When Sanjay Gupta took a complete 180 on his stance regarding medical marijuana, he publically apologized in an article he titled, “Why I changed my mind on weed.” He wrote, “Long before I began this project, I had steadily reviewed the scientific literature on medical marijuana from the United States and thought it was fairly unimpressive…I apologize because I didn’t look hard enough, until now. I didn’t look far enough. I didn’t review papers from smaller labs in other countries doing some remarkable research…I mistakenly believed the Drug Enforcement Agency listed marijuana as a schedule 1 substance because of sound scientific proof. Surely, they must have quality reasoning as to why marijuana is in the category of the most dangerous drugs that have “no accepted medicinal use and a high potential for abuse.”
Gupta concluded that he, as well as the United States population at large has been systematically misled to believe that marijuana was lacking in medicinal benefits. Yet, all one truly needs to do to further their knowledge about marijuana’s benefits is delve into research conducted around the world. By narrowing and in turn, overlooking the global studies conducted that have found miraculous benefits within cannabis, uncertainty absolutely prevails as a dominant issue within this alternative treatment. Perhaps, uncertainty is what is keeping medicinal marijuana in the “alternative treatment” category at all.
Of the 1,500 doctors who were surveyed, 82% of the supporting physicians were hematologists and oncologists. As far as recreational use is concerned, 53% of physicians and 51% of marijuana consumers remain in opposition of a national legalization for recreational use. Additionally, 50% of doctors practicing in non-legal states feel it should be legalized, while 52% of doctors practicing in states currently considering legislation for medicinal purposes are in favor of its medical legalization. Forty-nine percent of consumers living in non legal states are in favor of legalizing medical marijuana.
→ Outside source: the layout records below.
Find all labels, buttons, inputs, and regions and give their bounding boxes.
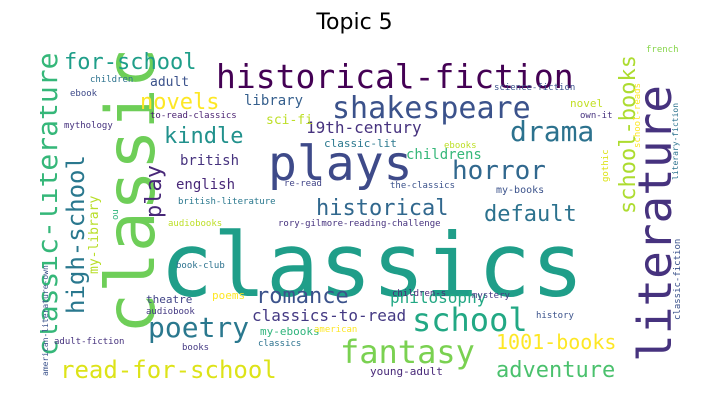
- word-classic-lit: classic-lit: [324, 137, 397, 150]
- word-adult-fiction: adult-fiction: [54, 337, 125, 347]
- word-sci-fi: sci-fi: [266, 113, 313, 128]
- word-my-books: my-books: [496, 185, 545, 196]
- word-audiobooks: audiobooks: [168, 219, 223, 229]
- word-books: books: [182, 343, 210, 353]
- word-to-read-classics: to-read-classics: [150, 111, 237, 121]
- word-ebook: ebook: [70, 89, 98, 99]
- word-poems: poems: [212, 289, 246, 302]
- word-read-for-school: read-for-school: [60, 356, 277, 384]
- word-young-adult: young-adult: [370, 365, 443, 378]
- word-classic-fiction: classic-fiction: [673, 238, 680, 320]
- word-school: school: [412, 301, 528, 339]
- word-book-club: book-club: [176, 261, 225, 271]
- word-ebooks: ebooks: [444, 141, 477, 151]
- word-novel: novel: [570, 97, 604, 110]
- word-literary-fiction: literary-fiction: [671, 102, 680, 180]
- word-mythology: mythology: [64, 121, 113, 131]
- word-default: default: [484, 202, 577, 227]
- word-theatre: theatre: [146, 293, 193, 306]
- word-children-s: children-s: [392, 289, 447, 299]
- word-historical: historical: [316, 196, 449, 221]
- word-philosophy: philosophy: [390, 288, 487, 307]
- word-horror: horror: [452, 156, 546, 186]
- word-ou: ou: [111, 209, 121, 220]
- word-own-it: own-it: [580, 111, 613, 121]
- word-my-ebooks: my-ebooks: [260, 325, 320, 338]
- word-poetry: poetry: [148, 311, 250, 344]
- word-gothic: gothic: [601, 149, 611, 182]
- word-rory-gilmore-reading-challenge: rory-gilmore-reading-challenge: [278, 219, 441, 229]
- word-high-school: high-school: [62, 155, 90, 314]
- word-historical-fiction: historical-fiction: [216, 57, 574, 96]
- word-classics-to-read: classics-to-read: [252, 306, 407, 325]
- word-plays: plays: [268, 136, 413, 192]
- word-1001-books: 1001-books: [496, 330, 617, 354]
- word-re-read: re-read: [284, 179, 322, 189]
- word-american: american: [314, 325, 358, 335]
- word-romance: romance: [256, 284, 349, 309]
- word-british: british: [180, 153, 240, 169]
- word-science-fiction: science-fiction: [494, 83, 576, 93]
- word-play: play: [142, 165, 167, 218]
- word-history: history: [536, 311, 574, 321]
- chart-title: Topic 5: [316, 10, 393, 35]
- word-british-literature: british-literature: [178, 197, 276, 207]
- word-classics: classics: [160, 214, 584, 317]
- word-school-reads: school-reads: [633, 82, 643, 148]
- word-drama: drama: [510, 115, 595, 148]
- word-children: children: [90, 75, 134, 85]
- word-adult: adult: [150, 75, 190, 90]
- word-my-library: my-library: [87, 195, 102, 274]
- word-shakespeare: shakespeare: [332, 91, 531, 126]
- word-audiobook: audiobook: [146, 307, 195, 317]
- word-childrens: childrens: [406, 147, 482, 163]
- word-american-literature-own: american-literature-own: [41, 265, 50, 376]
- word-19th-century: 19th-century: [306, 118, 422, 137]
- word-english: english: [176, 177, 236, 193]
- word-mystery: mystery: [472, 291, 510, 301]
- word-the-classics: the-classics: [390, 181, 456, 191]
- word-kindle: kindle: [164, 124, 244, 149]
- word-adventure: adventure: [496, 358, 616, 383]
- word-novels: novels: [140, 90, 220, 115]
- word-fantasy: fantasy: [340, 333, 475, 371]
- word-for-school: for-school: [64, 50, 197, 75]
- word-classics-small: classics: [258, 339, 302, 349]
- word-french: french: [646, 45, 679, 55]
- word-cloud: classics classic plays literature histor…: [40, 42, 680, 387]
- word-library: library: [244, 93, 304, 109]
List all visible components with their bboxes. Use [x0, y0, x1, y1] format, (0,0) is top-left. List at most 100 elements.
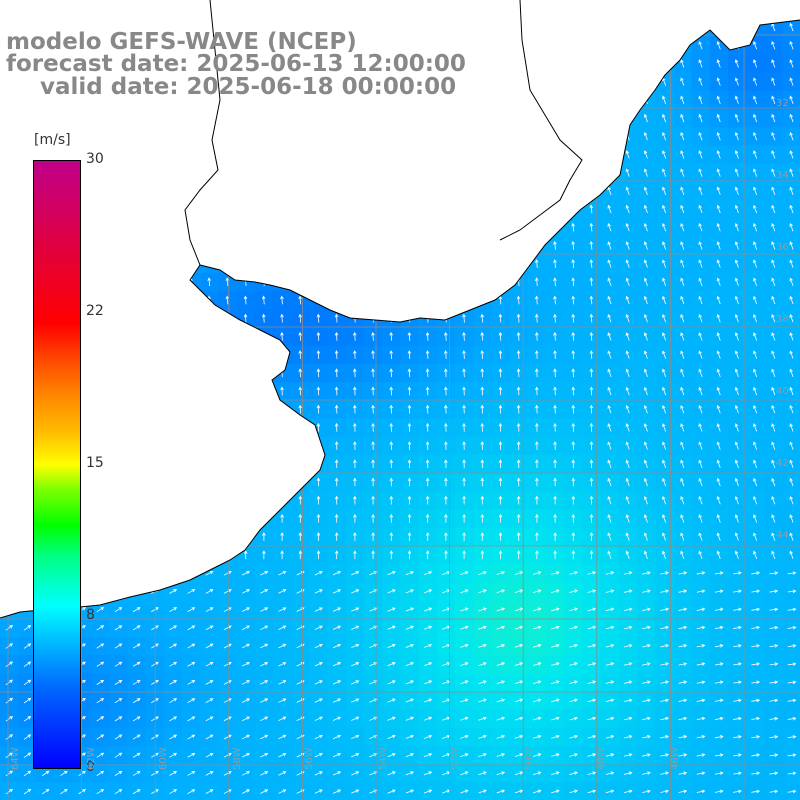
wind-arrow: [771, 241, 776, 250]
wind-arrow: [643, 150, 648, 159]
colorbar: [33, 160, 81, 769]
wind-arrow: [625, 532, 630, 541]
wind-arrow: [532, 625, 542, 630]
wind-arrow: [605, 589, 615, 593]
wind-cell: [782, 546, 800, 565]
wind-arrow: [423, 789, 433, 794]
wind-arrow: [716, 277, 721, 286]
wind-arrow: [187, 752, 196, 758]
wind-arrow: [698, 404, 703, 414]
wind-arrow: [733, 771, 742, 776]
wind-arrow: [389, 331, 393, 341]
wind-arrow: [187, 734, 196, 740]
wind-arrow: [698, 514, 703, 523]
wind-arrow: [662, 495, 667, 505]
wind-arrow: [423, 734, 433, 739]
wind-arrow: [589, 350, 594, 359]
wind-arrow: [662, 514, 667, 523]
wind-arrow: [280, 331, 284, 341]
wind-arrow: [316, 350, 321, 359]
wind-arrow: [662, 277, 667, 286]
wind-arrow: [535, 368, 539, 378]
wind-arrow: [680, 59, 685, 68]
wind-arrow: [480, 368, 484, 378]
wind-arrow: [698, 95, 703, 104]
wind-arrow: [516, 386, 521, 396]
wind-arrow: [462, 550, 466, 560]
wind-arrow: [660, 625, 670, 630]
wind-arrow: [787, 771, 797, 776]
wind-arrow: [241, 698, 251, 703]
wind-arrow: [353, 422, 357, 432]
wind-arrow: [696, 607, 706, 612]
wind-arrow: [532, 680, 542, 685]
wind-arrow: [680, 441, 685, 450]
wind-arrow: [405, 662, 415, 667]
wind-arrow: [771, 495, 776, 505]
wind-arrow: [444, 368, 448, 378]
wind-arrow: [662, 95, 667, 104]
wind-arrow: [498, 386, 503, 396]
wind-arrow: [753, 423, 758, 432]
wind-arrow: [516, 368, 521, 378]
wind-arrow: [787, 625, 797, 630]
wind-arrow: [314, 771, 323, 776]
wind-arrow: [753, 477, 758, 487]
wind-arrow: [642, 753, 651, 757]
wind-arrow: [314, 625, 323, 630]
wind-arrow: [734, 386, 739, 396]
wind-arrow: [498, 313, 503, 323]
wind-arrow: [516, 295, 521, 305]
wind-arrow: [478, 716, 487, 721]
wind-arrow: [589, 204, 594, 214]
wind-arrow: [462, 331, 466, 341]
wind-arrow: [716, 77, 721, 86]
wind-arrow: [96, 607, 105, 613]
wind-arrow: [351, 625, 360, 630]
wind-cell: [782, 18, 800, 37]
wind-arrow: [734, 514, 739, 523]
wind-arrow: [314, 680, 323, 685]
wind-arrow: [607, 495, 612, 505]
wind-arrow: [787, 753, 797, 757]
wind-arrow: [569, 753, 578, 757]
wind-arrow: [789, 332, 794, 341]
wind-arrow: [114, 643, 123, 649]
wind-arrow: [205, 680, 214, 685]
wind-arrow: [298, 331, 302, 341]
wind-arrow: [698, 59, 703, 68]
wind-arrow: [243, 313, 248, 323]
wind-arrow: [407, 550, 412, 560]
wind-arrow: [498, 441, 503, 450]
wind-arrow: [425, 459, 430, 469]
wind-arrow: [714, 625, 724, 630]
wind-cell: [782, 473, 800, 492]
wind-arrow: [625, 495, 630, 505]
wind-arrow: [151, 789, 159, 795]
wind-arrow: [698, 113, 703, 123]
lon-label: 58W: [232, 747, 243, 770]
wind-arrow: [643, 404, 648, 414]
wind-arrow: [478, 607, 487, 612]
wind-arrow: [205, 789, 214, 794]
wind-arrow: [789, 59, 794, 68]
wind-arrow: [261, 313, 266, 323]
wind-arrow: [480, 404, 485, 414]
wind-arrow: [623, 643, 633, 648]
wind-arrow: [23, 752, 32, 758]
wind-arrow: [314, 753, 323, 758]
wind-arrow: [478, 734, 487, 739]
wind-arrow: [789, 495, 794, 505]
wind-arrow: [771, 423, 776, 432]
wind-arrow: [480, 513, 485, 523]
land-border: [184, 0, 583, 266]
wind-arrow: [351, 589, 360, 594]
wind-arrow: [334, 513, 339, 523]
wind-arrow: [625, 204, 630, 214]
wind-arrow: [551, 698, 560, 703]
wind-arrow: [571, 259, 575, 268]
wind-arrow: [241, 625, 251, 631]
wind-arrow: [642, 789, 651, 794]
wind-arrow: [734, 241, 739, 250]
wind-arrow: [551, 643, 560, 648]
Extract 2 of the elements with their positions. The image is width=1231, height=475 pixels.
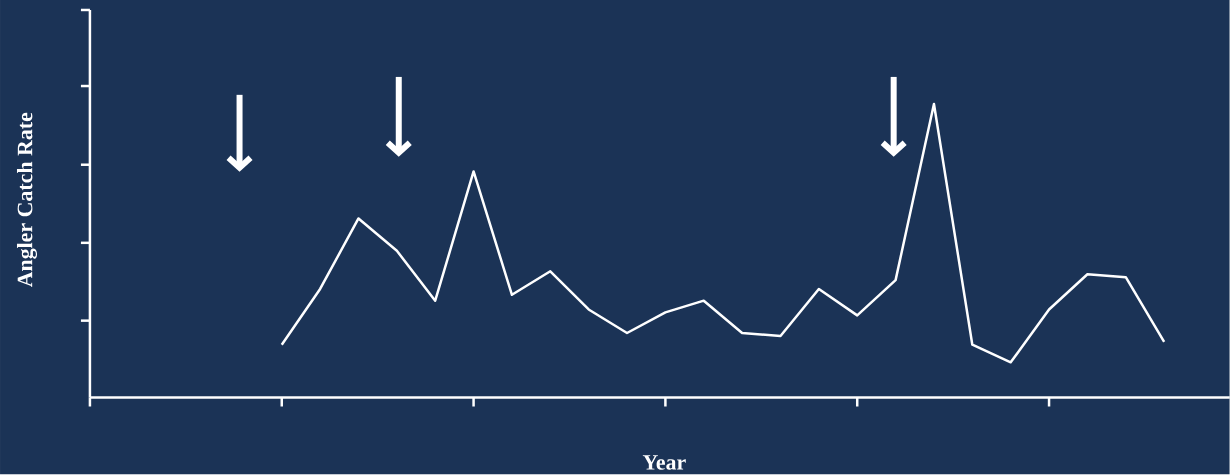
x-axis-title: Year <box>642 455 686 471</box>
y-axis-title: Angler Catch Rate <box>16 113 38 288</box>
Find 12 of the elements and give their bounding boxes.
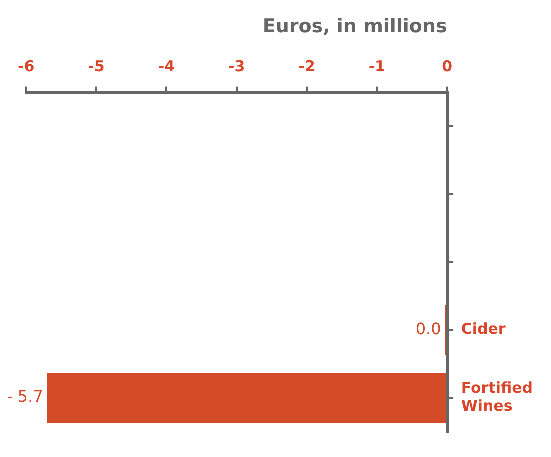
x-tick-label: -4: [158, 58, 175, 76]
y-tick-label: Cider: [461, 320, 506, 338]
x-axis-title: Euros, in millions: [262, 15, 448, 38]
data-label: - 5.7: [7, 387, 44, 406]
x-tick-label: -1: [368, 58, 386, 76]
x-tick-label: -2: [298, 58, 316, 76]
x-tick-label: 0: [442, 58, 453, 76]
x-tick-label: -5: [88, 58, 105, 76]
x-tick-label: -6: [18, 58, 35, 76]
data-label: 0.0: [416, 319, 442, 338]
x-tick-label: -3: [228, 58, 246, 76]
y-tick-label: Fortified Wines: [461, 378, 534, 415]
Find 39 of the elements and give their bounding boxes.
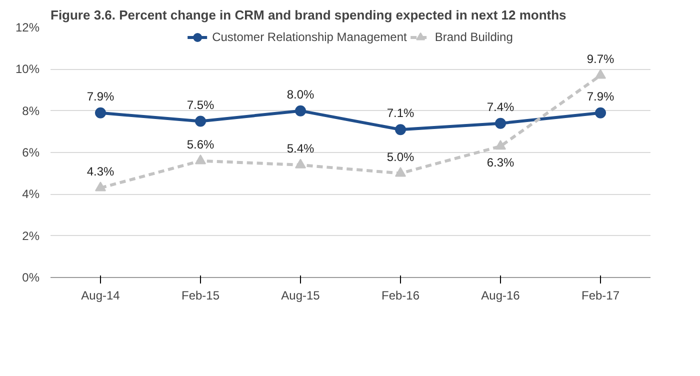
y-tick-label: 12% xyxy=(15,20,40,34)
point xyxy=(95,107,106,118)
data-label: 7.9% xyxy=(586,90,615,104)
data-label: 6.3% xyxy=(486,156,515,170)
legend-label: Customer Relationship Management xyxy=(212,30,407,44)
point xyxy=(495,140,506,150)
y-tick-label: 0% xyxy=(22,270,40,284)
point xyxy=(395,124,406,136)
x-tick-label: Aug-15 xyxy=(281,288,320,302)
x-tick-label: Feb-16 xyxy=(381,288,420,302)
data-label: 7.5% xyxy=(186,98,215,112)
x-tick-label: Aug-14 xyxy=(81,288,120,302)
point xyxy=(195,116,206,127)
chart-title: Figure 3.6. Percent change in CRM and brand spending expected in next 12 months xyxy=(50,8,566,22)
data-label: 8.0% xyxy=(286,87,315,102)
data-label: 7.1% xyxy=(386,106,415,120)
data-label: 7.4% xyxy=(486,100,515,114)
point xyxy=(295,158,306,168)
data-label: 4.3% xyxy=(86,164,115,179)
legend-label: Brand Building xyxy=(434,30,513,44)
point xyxy=(495,118,506,129)
data-label: 9.7% xyxy=(586,52,615,66)
point xyxy=(395,167,406,177)
x-tick-label: Aug-16 xyxy=(481,288,520,302)
y-tick-label: 10% xyxy=(15,62,40,76)
y-tick-label: 2% xyxy=(22,228,40,243)
point xyxy=(295,105,306,116)
data-label: 7.9% xyxy=(86,90,115,104)
y-tick-label: 8% xyxy=(22,104,40,118)
point xyxy=(95,182,106,192)
data-label: 5.6% xyxy=(186,137,215,152)
y-tick-label: 4% xyxy=(22,187,40,202)
y-tick-label: 6% xyxy=(22,146,40,160)
x-tick-label: Feb-17 xyxy=(581,288,620,302)
point xyxy=(595,107,606,118)
data-label: 5.0% xyxy=(386,150,415,164)
x-tick-label: Feb-15 xyxy=(181,288,220,302)
data-label: 5.4% xyxy=(286,142,315,156)
point xyxy=(195,154,206,164)
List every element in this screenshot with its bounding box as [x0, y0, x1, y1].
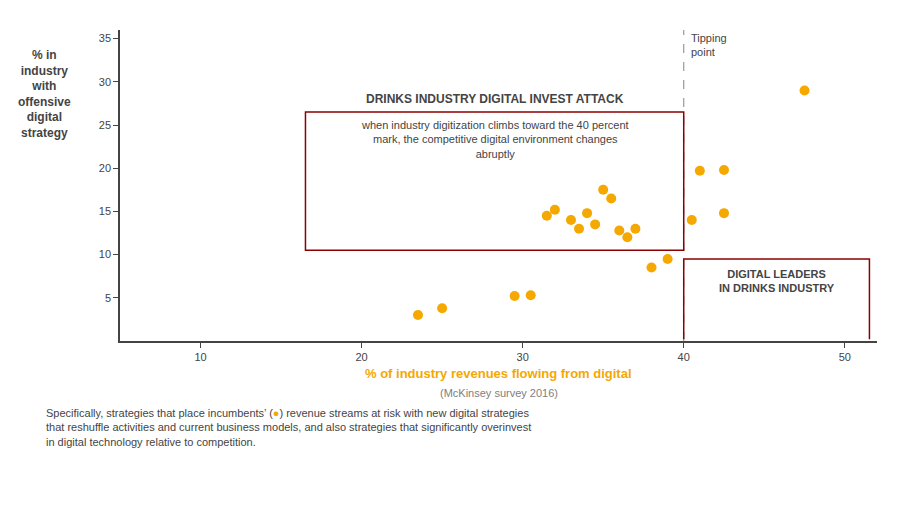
svg-text:10: 10	[99, 248, 111, 260]
svg-text:15: 15	[99, 205, 111, 217]
svg-text:10: 10	[194, 351, 206, 363]
svg-text:20: 20	[99, 162, 111, 174]
svg-text:% inindustrywithoffensivedigit: % inindustrywithoffensivedigitalstrategy	[18, 48, 71, 140]
svg-text:35: 35	[99, 32, 111, 44]
svg-text:50: 50	[839, 351, 851, 363]
svg-text:(McKinsey survey 2016): (McKinsey survey 2016)	[440, 387, 558, 399]
svg-text:Tippingpoint: Tippingpoint	[691, 32, 727, 58]
svg-text:30: 30	[99, 76, 111, 88]
svg-text:% of industry revenues flowing: % of industry revenues flowing from digi…	[365, 366, 632, 381]
svg-text:40: 40	[678, 351, 690, 363]
svg-text:DRINKS INDUSTRY DIGITAL INVEST: DRINKS INDUSTRY DIGITAL INVEST ATTACK	[366, 92, 624, 106]
svg-text:when industry digitization cli: when industry digitization climbs toward…	[361, 119, 629, 160]
svg-text:20: 20	[355, 351, 367, 363]
svg-text:DIGITAL LEADERSIN DRINKS INDUS: DIGITAL LEADERSIN DRINKS INDUSTRY	[719, 268, 835, 294]
svg-text:Specifically, strategies that: Specifically, strategies that place incu…	[46, 407, 531, 448]
svg-text:5: 5	[105, 292, 111, 304]
svg-text:30: 30	[517, 351, 529, 363]
svg-text:25: 25	[99, 119, 111, 131]
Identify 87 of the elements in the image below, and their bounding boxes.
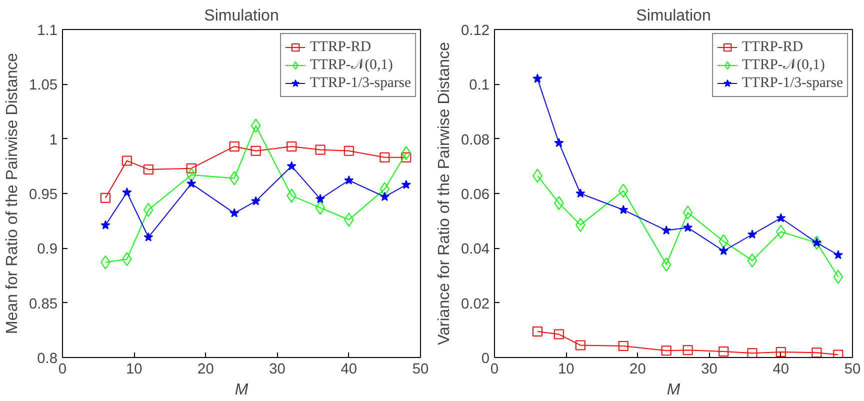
chart-title: Simulation: [204, 8, 279, 24]
x-tick-label: 10: [126, 362, 142, 378]
y-axis-title: Variance for Ratio of the Pairwise Distance: [436, 42, 453, 345]
point: [315, 144, 326, 155]
legend-label: TTRP-𝒩(0,1): [310, 56, 393, 74]
point: [344, 175, 354, 185]
y-tick-label: 0.12: [460, 23, 490, 39]
y-axis-title: Mean for Ratio of the Pairwise Distance: [4, 52, 21, 334]
point: [747, 230, 758, 239]
x-tick-label: 50: [844, 362, 861, 378]
y-tick-label: 0.06: [460, 187, 490, 203]
point: [776, 213, 786, 222]
point: [315, 194, 326, 204]
point: [833, 270, 844, 284]
y-tick-label: 0.04: [460, 242, 490, 258]
point: [682, 345, 693, 356]
point: [401, 146, 412, 160]
legend-label: TTRP-1/3-sparse: [742, 74, 843, 92]
x-tick-label: 40: [340, 362, 358, 378]
y-tick-label: 0.95: [28, 187, 58, 203]
point: [186, 178, 196, 188]
y-tick-label: 0.02: [460, 296, 490, 312]
x-axis-title: M: [666, 382, 681, 398]
y-tick-label: 1.05: [28, 78, 58, 94]
point: [662, 225, 672, 235]
chart-title: Simulation: [636, 8, 711, 24]
point: [575, 340, 586, 350]
point: [344, 146, 354, 156]
point: [286, 141, 297, 152]
point: [532, 74, 542, 83]
point: [776, 347, 786, 358]
y-tick-label: 1.1: [37, 23, 58, 39]
legend-label: TTRP-RD: [742, 38, 804, 56]
x-tick-label: 20: [198, 362, 214, 378]
point: [251, 196, 261, 206]
point: [250, 118, 261, 133]
y-tick-label: 0: [481, 351, 490, 367]
x-tick-label: 30: [269, 362, 286, 378]
point: [554, 329, 564, 340]
point: [143, 164, 154, 174]
point: [812, 348, 822, 358]
point: [122, 187, 132, 197]
point: [122, 156, 132, 166]
point: [401, 180, 411, 189]
point: [286, 161, 296, 170]
point: [554, 138, 564, 148]
y-tick-label: 0.08: [460, 132, 490, 148]
point: [747, 253, 758, 268]
point: [250, 146, 261, 156]
point: [186, 163, 196, 174]
point: [576, 188, 586, 198]
legend-label: TTRP-𝒩(0,1): [742, 56, 825, 74]
point: [380, 182, 390, 196]
x-tick-label: 40: [772, 362, 790, 378]
point: [661, 346, 672, 356]
y-tick-label: 0.8: [37, 351, 58, 367]
point: [144, 232, 154, 242]
legend-label: TTRP-1/3-sparse: [310, 74, 411, 92]
x-tick-label: 10: [558, 362, 574, 378]
point: [682, 206, 693, 220]
point: [618, 341, 628, 352]
x-tick-label: 50: [412, 362, 429, 378]
x-axis-title: M: [234, 382, 249, 398]
point: [229, 141, 240, 152]
point: [230, 208, 240, 218]
point: [833, 250, 843, 260]
point: [315, 200, 326, 215]
point: [380, 152, 390, 162]
y-tick-label: 1: [49, 132, 58, 148]
point: [812, 236, 822, 250]
y-tick-label: 0.1: [469, 78, 490, 94]
point: [401, 152, 412, 162]
point: [718, 346, 729, 356]
y-tick-label: 0.85: [28, 296, 58, 312]
point: [683, 222, 693, 232]
point: [100, 192, 110, 203]
legend-label: TTRP-RD: [310, 38, 372, 56]
point: [380, 192, 390, 201]
y-tick-label: 0.9: [37, 242, 58, 258]
point: [812, 238, 822, 247]
point: [618, 204, 628, 214]
x-tick-label: 20: [630, 362, 646, 378]
x-tick-label: 30: [701, 362, 718, 378]
point: [833, 350, 844, 358]
point: [718, 246, 728, 256]
point: [532, 326, 542, 337]
point: [100, 220, 110, 230]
Smith concluded that while the survey findings indicate the support of medical marijuana by the medical community, more studies absolutely must be conducted to boost physicians’ certainty as to whether or not medical marijuana can truly prove to be beneficial and in which departments it can be. In a press release, Smith said, “Despite more than 20 years of anecdotal evidence about the medicinal effects of marijuana, doctors and consumers remain in search of answers.
For many, anecdotal evidence is all they’ve had to go on. For patients and families of young patients, simply viewing Youtube videos of smiling toddlers reacting positively to CBD treatments is enough. Due to the incredible lack of substantial research conducted regarding marijuana’s medicinal benefits, anecdotal evidence is, for the majority of those seeking the plant, all there is to go on.
Still, according to the WebMD report, only a mere 2% of doctors and 7% of patients have reported actually using medical marijuana for certain ailments. Currently, 12 states including Montana, Delaware and New York are considering legalization of marijuana for either medical or recreational purposes. Even with the shown support, 51% of patients said they remain unsure about marijuana’s side effects, but only 9% expressed fear that they could be severe. Despite the feared side effects, 45% of patients and 49% of physicians agreed that the benefits of marijuana for medicinal purposes far outweigh the risks.